Kado Lebaran Rohingya

Aceh Utara – Muslim Rohingya yang saat ini ditampung di Aceh antusias menjalani bulan suci Ramadhan di Indonesia. Setelah setahun lalu terdampar di pantai Aceh, tepatnya bulai Mei 2015. Mereka merasa aman dan nyaman di Aceh, tampak raut muka kesedihan mendalam bila ditanya peristiwa yang terjadi di negerinya Myanmar.

Yang pertama yang kami kunjungi adalah lokasi pengungsian di Blang Adoe, Aceh Utara, Kami menemui Imam Masjid Arakan Ustadz Muhammad Yunus yang ternyata Al Hafidz, yang menuturkan upayanya untuk istiqomah berdakwah dan telaten membina dan mendampingi saudara-saudaranya di tempat pengungsian. Muhammad Yunus sendiri terpisahkan dengan istri dan 5 anaknya yang mengungsi di Bangladesh. Sebenarnya anaknya 6, satu anaknya dan ibu kandungnya menjadi korban pembantaian penguasa Myanmar.

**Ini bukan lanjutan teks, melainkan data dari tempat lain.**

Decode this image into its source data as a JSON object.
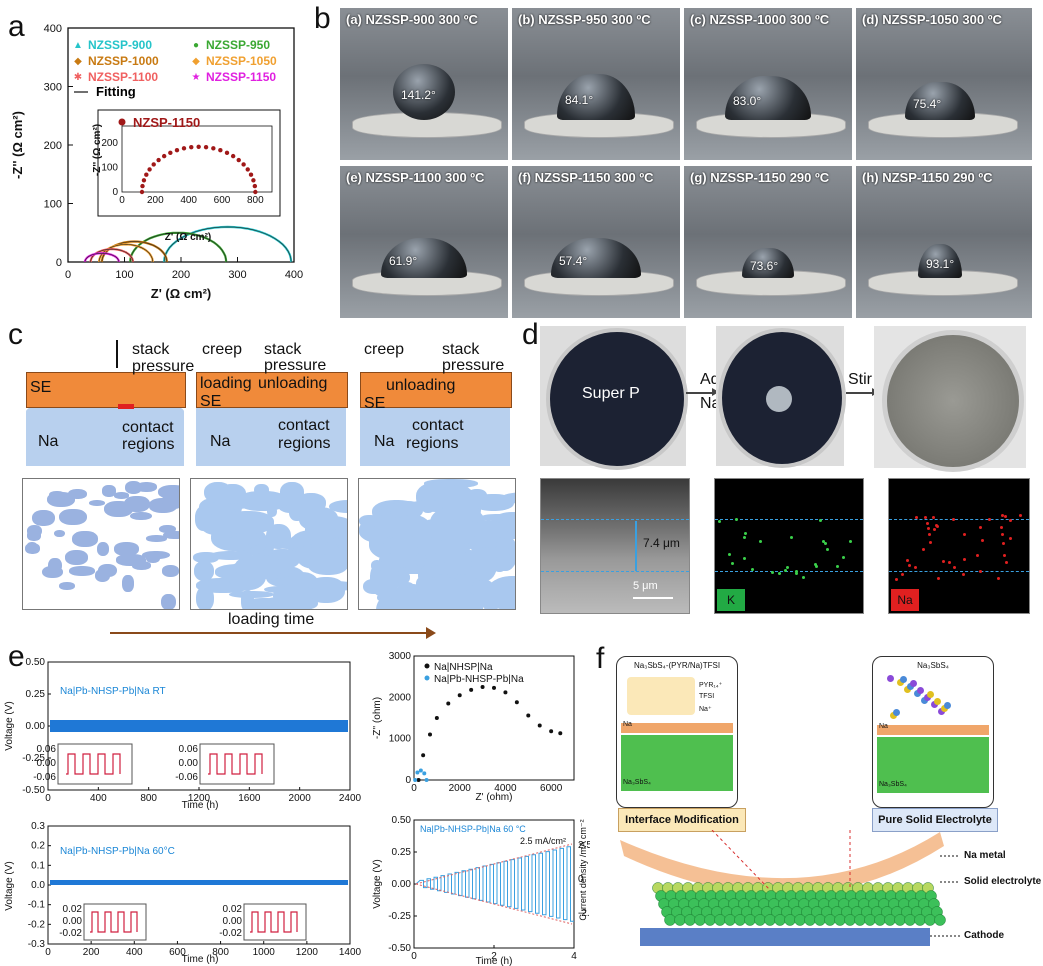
{
  "panels": {
    "a": "a",
    "b": "b",
    "c": "c",
    "d": "d",
    "e": "e",
    "f": "f"
  },
  "panel_a": {
    "legend": [
      {
        "label": "NZSSP-900",
        "color": "#25c4c9",
        "marker": "▲"
      },
      {
        "label": "NZSSP-950",
        "color": "#3aa832",
        "marker": "●"
      },
      {
        "label": "NZSSP-1000",
        "color": "#c87a12",
        "marker": "◆"
      },
      {
        "label": "NZSSP-1050",
        "color": "#f0a030",
        "marker": "◆"
      },
      {
        "label": "NZSSP-1100",
        "color": "#f06060",
        "marker": "✱"
      },
      {
        "label": "NZSSP-1150",
        "color": "#e020e0",
        "marker": "★"
      }
    ],
    "fitting_label": "Fitting",
    "inset_legend": "NZSP-1150",
    "inset_color": "#a01818",
    "xlabel": "Z' (Ω cm²)",
    "ylabel": "-Z'' (Ω cm²)",
    "xticks": [
      "0",
      "100",
      "200",
      "300",
      "400"
    ],
    "yticks": [
      "0",
      "100",
      "200",
      "300",
      "400"
    ],
    "inset_xlabel": "Z' (Ω cm²)",
    "inset_ylabel": "-Z'' (Ω cm²)",
    "inset_xticks": [
      "0",
      "200",
      "400",
      "600",
      "800"
    ],
    "inset_yticks": [
      "0",
      "100",
      "200"
    ]
  },
  "chart_data": [
    {
      "type": "scatter",
      "panel": "a-main",
      "xlim": [
        0,
        400
      ],
      "ylim": [
        0,
        400
      ],
      "series": [
        {
          "name": "NZSSP-900",
          "arc": [
            170,
            395
          ],
          "peak": 60
        },
        {
          "name": "NZSSP-950",
          "arc": [
            110,
            280
          ],
          "peak": 50
        },
        {
          "name": "NZSSP-1000",
          "arc": [
            60,
            175
          ],
          "peak": 35
        },
        {
          "name": "NZSSP-1050",
          "arc": [
            55,
            150
          ],
          "peak": 30
        },
        {
          "name": "NZSSP-1100",
          "arc": [
            40,
            115
          ],
          "peak": 22
        },
        {
          "name": "NZSSP-1150",
          "arc": [
            30,
            90
          ],
          "peak": 15
        }
      ]
    },
    {
      "type": "scatter",
      "panel": "a-inset",
      "xlim": [
        0,
        900
      ],
      "ylim": [
        0,
        270
      ],
      "series": [
        {
          "name": "NZSP-1150",
          "arc": [
            120,
            800
          ],
          "peak": 185
        }
      ]
    },
    {
      "type": "scatter",
      "panel": "e-nyquist",
      "xlim": [
        0,
        7000
      ],
      "ylim": [
        0,
        3000
      ],
      "series": [
        {
          "name": "Na|NHSP|Na",
          "points": [
            [
              200,
              0
            ],
            [
              400,
              600
            ],
            [
              700,
              1100
            ],
            [
              1000,
              1500
            ],
            [
              1500,
              1850
            ],
            [
              2000,
              2050
            ],
            [
              2500,
              2180
            ],
            [
              3000,
              2250
            ],
            [
              3500,
              2230
            ],
            [
              4000,
              2120
            ],
            [
              4500,
              1880
            ],
            [
              5000,
              1560
            ],
            [
              5500,
              1320
            ],
            [
              6000,
              1180
            ],
            [
              6400,
              1130
            ]
          ]
        },
        {
          "name": "Na|Pb-NHSP-Pb|Na",
          "points": [
            [
              50,
              0
            ],
            [
              150,
              180
            ],
            [
              300,
              230
            ],
            [
              450,
              160
            ],
            [
              550,
              0
            ]
          ]
        }
      ]
    }
  ],
  "panel_b": {
    "photos": [
      {
        "caption": "(a) NZSSP-900 300 ºC",
        "angle": "141.2°"
      },
      {
        "caption": "(b) NZSSP-950 300 ºC",
        "angle": "84.1°"
      },
      {
        "caption": "(c) NZSSP-1000 300 ºC",
        "angle": "83.0°"
      },
      {
        "caption": "(d) NZSSP-1050 300 ºC",
        "angle": "75.4°"
      },
      {
        "caption": "(e) NZSSP-1100 300 ºC",
        "angle": "61.9°"
      },
      {
        "caption": "(f) NZSSP-1150 300 ºC",
        "angle": "57.4°"
      },
      {
        "caption": "(g) NZSSP-1150 290 ºC",
        "angle": "73.6°"
      },
      {
        "caption": "(h) NZSP-1150 290 ºC",
        "angle": "93.1°"
      }
    ]
  },
  "panel_c": {
    "stack_pressure": "stack pressure",
    "stack": "stack",
    "pressure": "pressure",
    "creep": "creep",
    "loading": "loading",
    "unloading": "unloading",
    "se": "SE",
    "na": "Na",
    "contact_regions": "contact regions",
    "contact": "contact",
    "regions": "regions",
    "loading_time": "loading time"
  },
  "panel_d": {
    "super_p": "Super P",
    "add": "Add",
    "nak": "NaK",
    "stir": "Stir",
    "thickness": "7.4 μm",
    "scale": "5 μm",
    "k": "K",
    "na": "Na"
  },
  "panel_e": {
    "top_label": "Na|Pb-NHSP-Pb|Na  RT",
    "bottom_label": "Na|Pb-NHSP-Pb|Na 60°C",
    "ylabel": "Voltage (V)",
    "xlabel": "Time (h)",
    "top_yticks": [
      "0.50",
      "0.25",
      "0.00",
      "-0.25",
      "-0.50"
    ],
    "top_xticks": [
      "0",
      "400",
      "800",
      "1200",
      "1600",
      "2000",
      "2400"
    ],
    "bottom_yticks": [
      "0.3",
      "0.2",
      "0.1",
      "0.0",
      "-0.1",
      "-0.2",
      "-0.3"
    ],
    "bottom_xticks": [
      "0",
      "200",
      "400",
      "600",
      "800",
      "1000",
      "1200",
      "1400"
    ],
    "inset_top_ticks": [
      "0.06",
      "0.00",
      "-0.06"
    ],
    "inset_bottom_ticks": [
      "0.02",
      "0.00",
      "-0.02"
    ],
    "nyq_legend": [
      "Na|NHSP|Na",
      "Na|Pb-NHSP-Pb|Na"
    ],
    "nyq_ylabel": "-Z'' (ohm)",
    "nyq_xlabel": "Z' (ohm)",
    "nyq_yticks": [
      "3000",
      "2000",
      "1000",
      "0"
    ],
    "nyq_xticks": [
      "0",
      "2000",
      "4000",
      "6000"
    ],
    "rate_label": "Na|Pb-NHSP-Pb|Na 60 °C",
    "rate_note": "2.5 mA/cm²",
    "rate_ylabel": "Voltage (V)",
    "rate_y2label": "Current density /mA cm⁻²",
    "rate_xlabel": "Time (h)",
    "rate_yticks": [
      "0.50",
      "0.25",
      "0.00",
      "-0.25",
      "-0.50"
    ],
    "rate_y2ticks": [
      "2.5",
      "0",
      "-2.5"
    ],
    "rate_xticks": [
      "0",
      "2",
      "4"
    ]
  },
  "panel_f": {
    "left_title": "Na₃SbS₄-(PYR/Na)TFSI",
    "left_pyr": "PYR₁₄⁺",
    "left_tfsi": "TFSI",
    "left_na": "Na⁺",
    "right_title": "Na₃SbS₄",
    "na_label": "Na",
    "na3sbs4": "Na₃SbS₄",
    "interface_mod": "Interface Modification",
    "pure_se": "Pure Solid Electrolyte",
    "na_metal": "Na metal",
    "solid_electrolyte": "Solid electrolyte",
    "cathode": "Cathode"
  }
}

Yunus sebenarnya ingin pergi ke Malaysia yang relatif cukup makmur. Tapi setelah perjalanan selama berbulan-bulan, ia terdampar di perairan dekat pantai Aceh. Dia mengaku lega berada di Indonesia pada bulan Ramadhan, dan jauh dari negara asalnya Myanmar, di mana kaum Muslim mengalami diskriminasi dan tidak mendapat status kewarganegaraan.

“Alhamdulillah, kita diselamatkan dan dibawa ke sebuah negara Muslim, Indonesia sangat ramah pada kami,” kata guru agama di kampung Arakan Rohingya yang berusia 36 tahun itu. Dia diselamatkan di lepas pantai Aceh 10 Mei tahun lalu bersama dengan sekitar 580 migran lainnya.

“Orang-orang di sini sangat baik dan sudah menolong kami. Mereka melihat pengungsi Rohingya sebagai saudara-saudara mereka,” tutur Yunus dengan mata berkaca-kaca. Saya sangat terharu, orang Aceh memperlakukan mereka sebagai saudara bukan sebagai pengungsi. Ya Allah, saya tak terasa meneteskan air mata menulis ini…

LMI hadir berbagi kebahagiaan, belum seberapa yang kami berikan untuk mereka. Setidaknya acara Buka Puasa dan Sahur bersama dan pemberian Kado Lebaran menambah semangat hidup mereka, tampak kebahagiaan yang sangat berarti. Insya Allah LMI akan istiqomah untuk peduli kepada mereka.